A count of blocklist fetches was used to produce a metric called Active Daily Users, which was renamed to Active Daily Installs (ADI) by 2012.

Work is underway to replace blocklist.xml with a Remote Settings-based replacement, though work is blocked because of the risk of interrupting ADI measurement.

ADI is described in more detail in the next chapter.

Telemetry

The earliest telemetry infrastructure landed in Firefox 6, and was driven by engineering needs.

Telemetry was originally opt-out on the nightly and aurora channels, and opt-in otherwise. It originally lacked persistent client identifiers.

Firefox Health Report

The Firefox Health Report (FHR) was specified to enable longitudinal and retention analyses. FHR aimed to enable analyses that were not possible based on the blocklist ping, update ping, telemetry, Test Pilot and crash stats datasets that were already available.

FHR was first implemented in Firefox 20. It was introduced in blog posts by Mitchell Baker and Gilbert Fitzgerald.

To avoid introducing a persistent client identifier, FHR originally relied on a “document ID” system. The client would generate a new UUID (a random, unique ID) for each FHR document, and remember a list of its most recent previous document IDs. While uploading a new FHR document, the client would ask the server to remove its previous documents. The intent was that the server would end up holding at most one document from each user, and longitudinal metrics could be accumulated by the client. This approach proved fragile and was abandoned.
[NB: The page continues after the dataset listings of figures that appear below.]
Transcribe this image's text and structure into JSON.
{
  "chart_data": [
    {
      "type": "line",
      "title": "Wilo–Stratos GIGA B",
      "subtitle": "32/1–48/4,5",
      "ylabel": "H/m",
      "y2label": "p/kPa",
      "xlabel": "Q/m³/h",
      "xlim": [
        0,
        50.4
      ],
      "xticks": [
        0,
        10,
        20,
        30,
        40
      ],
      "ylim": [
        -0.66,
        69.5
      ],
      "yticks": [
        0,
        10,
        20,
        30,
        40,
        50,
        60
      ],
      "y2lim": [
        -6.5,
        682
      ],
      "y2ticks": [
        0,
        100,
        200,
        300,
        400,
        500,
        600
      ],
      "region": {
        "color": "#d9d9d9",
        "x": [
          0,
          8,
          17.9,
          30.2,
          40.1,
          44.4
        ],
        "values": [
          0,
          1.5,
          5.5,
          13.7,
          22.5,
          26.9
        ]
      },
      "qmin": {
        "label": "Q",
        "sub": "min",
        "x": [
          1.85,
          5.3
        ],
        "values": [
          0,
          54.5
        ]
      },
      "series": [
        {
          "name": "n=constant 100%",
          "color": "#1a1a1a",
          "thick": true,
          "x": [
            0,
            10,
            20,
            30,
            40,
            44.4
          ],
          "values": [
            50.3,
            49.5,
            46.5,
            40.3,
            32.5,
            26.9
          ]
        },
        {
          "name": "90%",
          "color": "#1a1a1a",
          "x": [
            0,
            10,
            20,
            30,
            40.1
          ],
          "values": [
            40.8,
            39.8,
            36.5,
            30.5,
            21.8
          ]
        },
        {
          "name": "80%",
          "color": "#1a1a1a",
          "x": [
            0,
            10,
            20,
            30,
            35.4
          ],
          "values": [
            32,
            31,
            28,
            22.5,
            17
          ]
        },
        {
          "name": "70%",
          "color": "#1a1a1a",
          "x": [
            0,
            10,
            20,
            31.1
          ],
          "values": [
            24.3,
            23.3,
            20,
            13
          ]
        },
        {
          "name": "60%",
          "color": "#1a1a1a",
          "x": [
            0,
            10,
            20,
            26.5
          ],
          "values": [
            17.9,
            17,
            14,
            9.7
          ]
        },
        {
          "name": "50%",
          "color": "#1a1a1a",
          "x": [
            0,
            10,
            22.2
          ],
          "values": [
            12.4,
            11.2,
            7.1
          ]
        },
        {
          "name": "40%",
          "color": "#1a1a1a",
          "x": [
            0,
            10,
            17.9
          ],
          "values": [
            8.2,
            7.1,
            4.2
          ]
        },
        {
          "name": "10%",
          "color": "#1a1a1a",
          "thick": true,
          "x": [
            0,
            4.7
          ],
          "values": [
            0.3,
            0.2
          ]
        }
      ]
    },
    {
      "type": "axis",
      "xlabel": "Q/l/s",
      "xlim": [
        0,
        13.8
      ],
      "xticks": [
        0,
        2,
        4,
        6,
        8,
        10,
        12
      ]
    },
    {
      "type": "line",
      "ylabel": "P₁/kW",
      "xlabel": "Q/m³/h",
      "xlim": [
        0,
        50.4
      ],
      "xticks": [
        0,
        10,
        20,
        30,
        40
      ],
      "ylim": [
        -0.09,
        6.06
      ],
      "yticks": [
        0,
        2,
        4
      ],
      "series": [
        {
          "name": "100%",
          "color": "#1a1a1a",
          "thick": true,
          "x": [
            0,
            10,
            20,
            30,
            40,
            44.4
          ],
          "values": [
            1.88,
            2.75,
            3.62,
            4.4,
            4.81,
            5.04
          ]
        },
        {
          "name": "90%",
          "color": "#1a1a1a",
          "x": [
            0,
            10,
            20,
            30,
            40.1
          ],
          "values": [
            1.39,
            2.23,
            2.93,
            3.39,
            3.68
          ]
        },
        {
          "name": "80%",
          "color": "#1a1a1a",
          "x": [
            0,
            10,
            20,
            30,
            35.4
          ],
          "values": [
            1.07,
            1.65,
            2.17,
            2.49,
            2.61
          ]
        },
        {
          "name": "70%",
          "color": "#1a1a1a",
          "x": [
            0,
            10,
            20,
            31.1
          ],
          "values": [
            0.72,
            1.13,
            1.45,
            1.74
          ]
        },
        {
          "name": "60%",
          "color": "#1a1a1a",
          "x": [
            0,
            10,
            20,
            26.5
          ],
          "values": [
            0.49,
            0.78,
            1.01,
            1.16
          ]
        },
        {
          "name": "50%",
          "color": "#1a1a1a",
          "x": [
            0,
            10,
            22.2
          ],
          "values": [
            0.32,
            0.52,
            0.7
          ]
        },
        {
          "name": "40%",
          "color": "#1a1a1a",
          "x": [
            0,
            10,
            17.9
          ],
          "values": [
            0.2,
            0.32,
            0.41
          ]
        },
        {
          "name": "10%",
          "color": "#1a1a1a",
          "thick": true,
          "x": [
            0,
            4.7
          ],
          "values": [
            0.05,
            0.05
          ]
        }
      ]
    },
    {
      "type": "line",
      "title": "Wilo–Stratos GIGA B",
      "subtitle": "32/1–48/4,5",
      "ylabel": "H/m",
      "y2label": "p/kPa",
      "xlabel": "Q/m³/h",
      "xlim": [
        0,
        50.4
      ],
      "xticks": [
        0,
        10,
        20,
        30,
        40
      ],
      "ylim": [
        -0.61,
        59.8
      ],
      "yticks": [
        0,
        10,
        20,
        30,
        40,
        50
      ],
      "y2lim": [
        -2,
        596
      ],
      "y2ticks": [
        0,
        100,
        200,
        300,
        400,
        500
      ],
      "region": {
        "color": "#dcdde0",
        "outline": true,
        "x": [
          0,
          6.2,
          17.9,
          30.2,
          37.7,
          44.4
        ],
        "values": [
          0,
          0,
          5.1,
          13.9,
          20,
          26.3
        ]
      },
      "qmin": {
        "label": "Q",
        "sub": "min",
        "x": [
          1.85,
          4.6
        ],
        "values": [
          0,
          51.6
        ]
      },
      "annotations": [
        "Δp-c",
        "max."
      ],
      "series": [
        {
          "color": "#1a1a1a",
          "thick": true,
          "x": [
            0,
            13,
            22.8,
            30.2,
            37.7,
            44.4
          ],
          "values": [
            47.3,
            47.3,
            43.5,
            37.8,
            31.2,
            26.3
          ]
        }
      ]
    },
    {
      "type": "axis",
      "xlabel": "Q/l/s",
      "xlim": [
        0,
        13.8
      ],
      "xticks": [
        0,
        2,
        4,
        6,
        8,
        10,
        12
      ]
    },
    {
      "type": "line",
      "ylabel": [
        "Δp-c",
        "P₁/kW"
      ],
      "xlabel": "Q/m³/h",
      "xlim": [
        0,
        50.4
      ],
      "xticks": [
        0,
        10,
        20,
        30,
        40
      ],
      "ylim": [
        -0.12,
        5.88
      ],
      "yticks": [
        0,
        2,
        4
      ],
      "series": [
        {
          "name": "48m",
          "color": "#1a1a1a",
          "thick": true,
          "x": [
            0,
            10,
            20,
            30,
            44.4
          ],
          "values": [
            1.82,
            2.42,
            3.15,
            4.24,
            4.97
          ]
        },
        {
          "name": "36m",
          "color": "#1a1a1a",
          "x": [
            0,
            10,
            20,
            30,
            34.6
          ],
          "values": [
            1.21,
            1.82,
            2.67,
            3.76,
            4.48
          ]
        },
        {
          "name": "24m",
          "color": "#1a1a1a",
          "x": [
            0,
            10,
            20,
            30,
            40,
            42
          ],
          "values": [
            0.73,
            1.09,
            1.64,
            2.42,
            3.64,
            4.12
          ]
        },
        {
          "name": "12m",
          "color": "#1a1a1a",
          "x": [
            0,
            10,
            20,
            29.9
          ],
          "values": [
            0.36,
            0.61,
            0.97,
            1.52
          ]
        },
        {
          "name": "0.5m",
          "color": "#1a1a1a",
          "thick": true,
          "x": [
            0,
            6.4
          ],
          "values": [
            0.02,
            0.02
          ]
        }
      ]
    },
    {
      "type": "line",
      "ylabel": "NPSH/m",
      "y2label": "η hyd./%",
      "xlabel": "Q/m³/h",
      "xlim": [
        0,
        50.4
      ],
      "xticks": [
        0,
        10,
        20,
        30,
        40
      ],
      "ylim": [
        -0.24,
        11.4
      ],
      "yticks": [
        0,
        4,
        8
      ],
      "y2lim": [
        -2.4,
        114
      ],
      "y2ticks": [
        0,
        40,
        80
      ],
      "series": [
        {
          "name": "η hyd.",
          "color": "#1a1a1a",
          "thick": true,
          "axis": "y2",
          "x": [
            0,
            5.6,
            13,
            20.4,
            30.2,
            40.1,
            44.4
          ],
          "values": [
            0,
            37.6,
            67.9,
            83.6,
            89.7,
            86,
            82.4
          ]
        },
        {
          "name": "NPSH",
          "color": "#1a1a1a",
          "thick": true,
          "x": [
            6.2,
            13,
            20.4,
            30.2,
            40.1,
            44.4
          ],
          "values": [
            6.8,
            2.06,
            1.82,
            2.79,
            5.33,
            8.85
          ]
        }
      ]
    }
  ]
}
A persistent client identifier was implemented for Firefox 30.

Telemetry today

FHR was retired and merged with telemetry to produce the current generation of telemetry data, distinguished as “v4 telemetry” or “unified telemetry.”

Instead of mapping FHR probes directly to telemetry, the unified telemetry design document describes how unified telemetry can answer the questions Mozilla had attempted to answer with FHR. The implementation of unified telemetry and opt-out delivery to the release channel was completed for Firefox 42, in 2015.
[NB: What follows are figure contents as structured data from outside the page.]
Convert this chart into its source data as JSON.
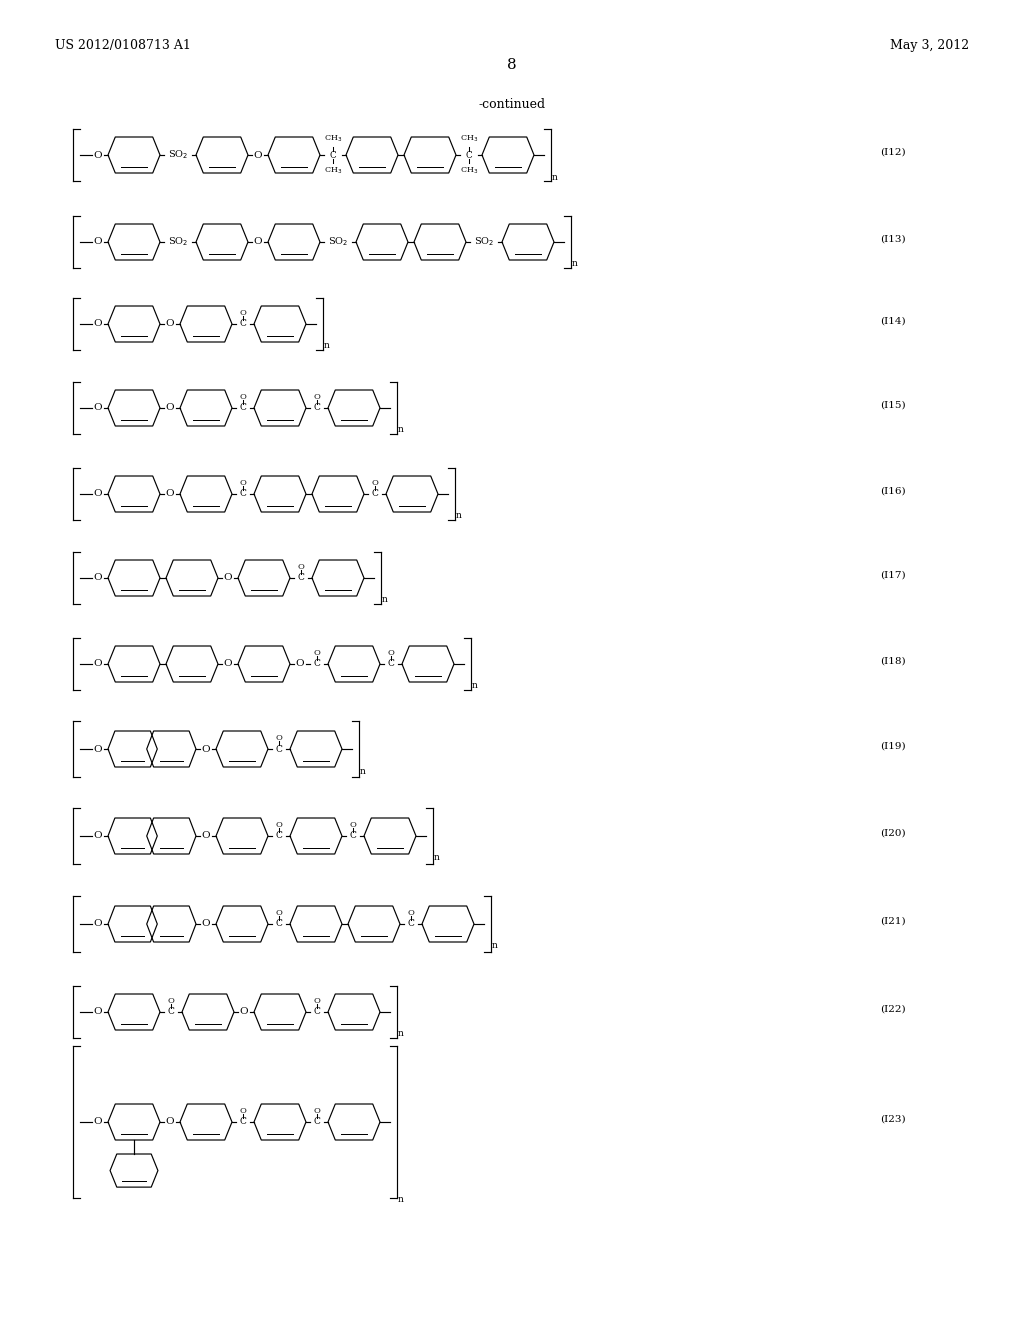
{
  "page_header_left": "US 2012/0108713 A1",
  "page_header_right": "May 3, 2012",
  "page_number": "8",
  "continued_text": "-continued",
  "background_color": "#ffffff",
  "text_color": "#000000"
}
Telemetry payloads are uploaded in documents called pings. Several kinds of pings are defined, representing different kinds of measurement. These include:

  • main: activity, performance, technical, and other measurements; the workhorse of Firefox desktop telemetry
  • crash: information about crashes, including stack traces
  • opt-out: a farewell ping sent when a user disables telemetry
  • module: on Windows, records DLLs injected into the Firefox process

and others.

Browser sessions and subsessions are important concepts in telemetry. A session begins when the browser launches and ends—perhaps seconds or days later— when the parent browser process terminates.

A subsession ends

  • when its parent session ends, or
  • at local midnight, or
  • when the telemetry environment changes,

whichever comes first.

The telemetry environment describes the hardware and operating system of the client computer. It can change during a Firefox session when e.g. hardware is plugged into a laptop.

The subsession is the reporting unit for activity telemetry; each main ping describes a single subsession. Activity counters are reset once a subsession ends. Data can be accumulated for analysis by summing over a client’s pings.

Telemetry pings can contain several different types of measurements:

  • scalars are integers describing either an event count or a measurement that occurs only once during a subsession; simpleMeasurements are an older, less flexible scalar implementation in the process of being deprecated
  • histograms represent measurements that can occur repeatedly during a subsession; histograms report the count of measurements that fell into each of a set of predefined buckets (e.g. between zero and one, between one and two, etc).
  • events represent discrete events; the time and ordering of the events are preserved, which clarifies sequences of user actions

Data types are discussed in more depth in the telemetry data collection documentation.